The rationale for excluding laws of nature, natural phenomena, and abstract ideas from patent eligibility stems from the principle that such concepts serve as the building blocks for scientific and technological innovation, and encourage  competitive development. The Court noted, however, that a claim involving patent-ineligible subject matter, such as an abstract idea, is not per se precluded, referring to Diamond v. Diehr, 450 U.S. 175 (1981). As reflected in the second step of the Mayo framework, if there is an inventive concept that transforms an abstract idea into significantly more, then a claim may be patenteligible. According to the Court’s opinion in Alice, this may be achieved by improving the functioning of the computer itself, improving any other technology or technical field (referring to Diehr), or by a meaningful limitation beyond generally linking the use of an abstract idea to a particular technological environment. Ideally, an invention’s contribution to knowledge in the technical field should be  commensurate with the exclusivity rights that a patent would bestow.

Increase in Patent Quality and Specificity May Decrease Patent  Trolling

Following Alice, there should be less activity from patent assertion entities (PAEs), more commonly known as “patent trolls.” In general, patent trolls don’t exploit their patents through manufacturing a product or implementing a process.
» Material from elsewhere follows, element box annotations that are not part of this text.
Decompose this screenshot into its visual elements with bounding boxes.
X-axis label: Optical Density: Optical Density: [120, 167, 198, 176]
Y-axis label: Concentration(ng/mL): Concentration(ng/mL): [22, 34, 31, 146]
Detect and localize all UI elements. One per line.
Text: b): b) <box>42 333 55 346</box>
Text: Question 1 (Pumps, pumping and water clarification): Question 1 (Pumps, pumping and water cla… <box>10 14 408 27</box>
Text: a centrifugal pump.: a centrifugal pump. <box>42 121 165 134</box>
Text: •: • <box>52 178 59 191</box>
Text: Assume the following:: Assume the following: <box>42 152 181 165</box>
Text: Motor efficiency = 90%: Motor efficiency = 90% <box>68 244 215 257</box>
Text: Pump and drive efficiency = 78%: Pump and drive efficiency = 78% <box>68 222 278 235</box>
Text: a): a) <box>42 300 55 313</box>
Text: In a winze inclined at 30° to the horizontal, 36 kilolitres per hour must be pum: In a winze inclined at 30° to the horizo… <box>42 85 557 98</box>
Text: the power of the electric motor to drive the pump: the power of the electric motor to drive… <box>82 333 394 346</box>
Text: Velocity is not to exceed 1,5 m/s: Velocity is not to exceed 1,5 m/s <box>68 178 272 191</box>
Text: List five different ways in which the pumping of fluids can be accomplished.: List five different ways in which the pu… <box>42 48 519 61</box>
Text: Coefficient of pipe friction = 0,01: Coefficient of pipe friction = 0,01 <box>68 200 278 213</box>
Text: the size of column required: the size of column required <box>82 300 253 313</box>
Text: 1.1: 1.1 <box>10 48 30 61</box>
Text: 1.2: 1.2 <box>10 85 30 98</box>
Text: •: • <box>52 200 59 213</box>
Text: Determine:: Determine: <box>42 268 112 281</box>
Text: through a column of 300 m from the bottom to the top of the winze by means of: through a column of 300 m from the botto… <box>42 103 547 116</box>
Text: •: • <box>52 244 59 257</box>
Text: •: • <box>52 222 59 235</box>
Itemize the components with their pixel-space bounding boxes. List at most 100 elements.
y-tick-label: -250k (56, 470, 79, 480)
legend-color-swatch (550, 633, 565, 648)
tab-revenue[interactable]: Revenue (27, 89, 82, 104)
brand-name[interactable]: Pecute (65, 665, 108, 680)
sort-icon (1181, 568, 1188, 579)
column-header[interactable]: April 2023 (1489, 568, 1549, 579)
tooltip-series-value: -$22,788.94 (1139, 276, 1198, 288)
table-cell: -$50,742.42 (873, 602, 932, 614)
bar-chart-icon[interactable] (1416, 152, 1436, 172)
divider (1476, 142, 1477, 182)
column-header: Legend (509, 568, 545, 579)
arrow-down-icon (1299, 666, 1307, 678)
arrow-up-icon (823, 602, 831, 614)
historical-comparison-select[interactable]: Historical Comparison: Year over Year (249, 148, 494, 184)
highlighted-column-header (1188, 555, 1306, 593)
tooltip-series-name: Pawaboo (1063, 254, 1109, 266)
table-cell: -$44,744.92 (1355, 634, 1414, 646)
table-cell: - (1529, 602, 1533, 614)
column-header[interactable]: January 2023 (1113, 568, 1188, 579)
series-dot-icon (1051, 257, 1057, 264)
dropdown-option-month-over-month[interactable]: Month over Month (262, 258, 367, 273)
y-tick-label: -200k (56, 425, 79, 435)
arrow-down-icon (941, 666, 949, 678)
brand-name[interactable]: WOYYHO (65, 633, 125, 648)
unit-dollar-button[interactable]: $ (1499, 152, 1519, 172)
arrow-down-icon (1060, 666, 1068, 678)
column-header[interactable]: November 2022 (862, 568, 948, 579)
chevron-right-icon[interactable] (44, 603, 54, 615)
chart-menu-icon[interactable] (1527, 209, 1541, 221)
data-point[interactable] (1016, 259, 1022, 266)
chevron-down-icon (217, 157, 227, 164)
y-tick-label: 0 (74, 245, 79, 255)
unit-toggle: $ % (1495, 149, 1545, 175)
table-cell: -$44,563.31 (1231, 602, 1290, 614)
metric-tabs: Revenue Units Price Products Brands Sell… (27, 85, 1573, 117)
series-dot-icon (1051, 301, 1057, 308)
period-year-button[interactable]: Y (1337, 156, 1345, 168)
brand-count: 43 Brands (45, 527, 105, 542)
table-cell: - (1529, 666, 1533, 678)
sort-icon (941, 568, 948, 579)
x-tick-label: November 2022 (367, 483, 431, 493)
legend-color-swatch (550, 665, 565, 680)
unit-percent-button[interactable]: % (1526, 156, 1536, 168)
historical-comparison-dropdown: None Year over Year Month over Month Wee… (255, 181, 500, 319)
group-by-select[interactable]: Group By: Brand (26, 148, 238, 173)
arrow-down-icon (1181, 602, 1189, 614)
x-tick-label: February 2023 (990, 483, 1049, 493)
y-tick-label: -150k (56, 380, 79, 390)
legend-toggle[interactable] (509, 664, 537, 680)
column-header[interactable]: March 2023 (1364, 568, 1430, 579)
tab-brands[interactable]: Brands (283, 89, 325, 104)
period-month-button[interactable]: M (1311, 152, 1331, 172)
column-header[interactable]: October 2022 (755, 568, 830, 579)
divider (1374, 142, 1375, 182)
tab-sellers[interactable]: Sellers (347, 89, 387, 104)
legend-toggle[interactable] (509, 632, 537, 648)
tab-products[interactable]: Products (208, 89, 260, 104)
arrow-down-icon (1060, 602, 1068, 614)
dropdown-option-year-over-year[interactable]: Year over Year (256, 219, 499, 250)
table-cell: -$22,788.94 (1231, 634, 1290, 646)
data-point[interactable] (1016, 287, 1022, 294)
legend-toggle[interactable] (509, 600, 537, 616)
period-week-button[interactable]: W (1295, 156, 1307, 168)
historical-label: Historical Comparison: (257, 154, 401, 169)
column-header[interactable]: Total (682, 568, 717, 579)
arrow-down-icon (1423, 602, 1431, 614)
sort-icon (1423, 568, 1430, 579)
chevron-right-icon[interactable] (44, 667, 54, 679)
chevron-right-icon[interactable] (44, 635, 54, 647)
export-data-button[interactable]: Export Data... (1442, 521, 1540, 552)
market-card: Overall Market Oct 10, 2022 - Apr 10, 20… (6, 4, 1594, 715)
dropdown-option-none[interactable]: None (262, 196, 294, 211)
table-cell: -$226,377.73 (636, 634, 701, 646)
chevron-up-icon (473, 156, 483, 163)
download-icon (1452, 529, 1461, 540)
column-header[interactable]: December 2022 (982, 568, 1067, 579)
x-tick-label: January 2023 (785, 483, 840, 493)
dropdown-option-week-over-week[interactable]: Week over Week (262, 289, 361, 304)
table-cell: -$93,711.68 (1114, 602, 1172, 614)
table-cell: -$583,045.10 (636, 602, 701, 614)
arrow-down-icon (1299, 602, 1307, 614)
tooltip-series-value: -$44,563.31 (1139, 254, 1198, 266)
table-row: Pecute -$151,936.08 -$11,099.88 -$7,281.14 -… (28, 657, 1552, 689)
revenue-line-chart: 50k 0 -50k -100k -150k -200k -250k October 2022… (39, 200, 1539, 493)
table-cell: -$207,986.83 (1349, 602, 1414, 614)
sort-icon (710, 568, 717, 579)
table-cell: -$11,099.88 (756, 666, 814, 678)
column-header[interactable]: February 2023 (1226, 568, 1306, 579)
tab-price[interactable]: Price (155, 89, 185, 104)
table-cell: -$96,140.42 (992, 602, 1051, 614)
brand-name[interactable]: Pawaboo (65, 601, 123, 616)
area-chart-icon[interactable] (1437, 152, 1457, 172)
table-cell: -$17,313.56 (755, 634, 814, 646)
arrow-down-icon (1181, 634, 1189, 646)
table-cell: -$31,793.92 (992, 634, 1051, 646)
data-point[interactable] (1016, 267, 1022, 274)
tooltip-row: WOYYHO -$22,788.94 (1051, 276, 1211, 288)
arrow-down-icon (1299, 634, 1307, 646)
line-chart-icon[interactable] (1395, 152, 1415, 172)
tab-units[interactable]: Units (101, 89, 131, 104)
Instead, their business model involves acquiring a slew of  bargainbasement priced patents with broad-based claims — the validity of which are often questionable because they are generically directed to abstract ideas, have vague limitations, or overuse functional language (reciting what something does instead of what it is) — and then threatening or suing a third party for alleged infringement of those patents in the hopes of extracting license or  settlement fees.

Patent troll activity is high when it comes to computer-implemented inventions. But that is likely to change given the landmark ruling in Alice that linking the generic use of a computer with an otherwise patent-ineligible concept, does not make a claim patent-eligible under 35 U.S.C. §101. Effectively a corrective  measure, it raises the standards for securing patents for computer-implemented inventions. By requiring more claim specificity, patent quality should increase. And higher quality patents should help minimize the ammunition available for patent trolls.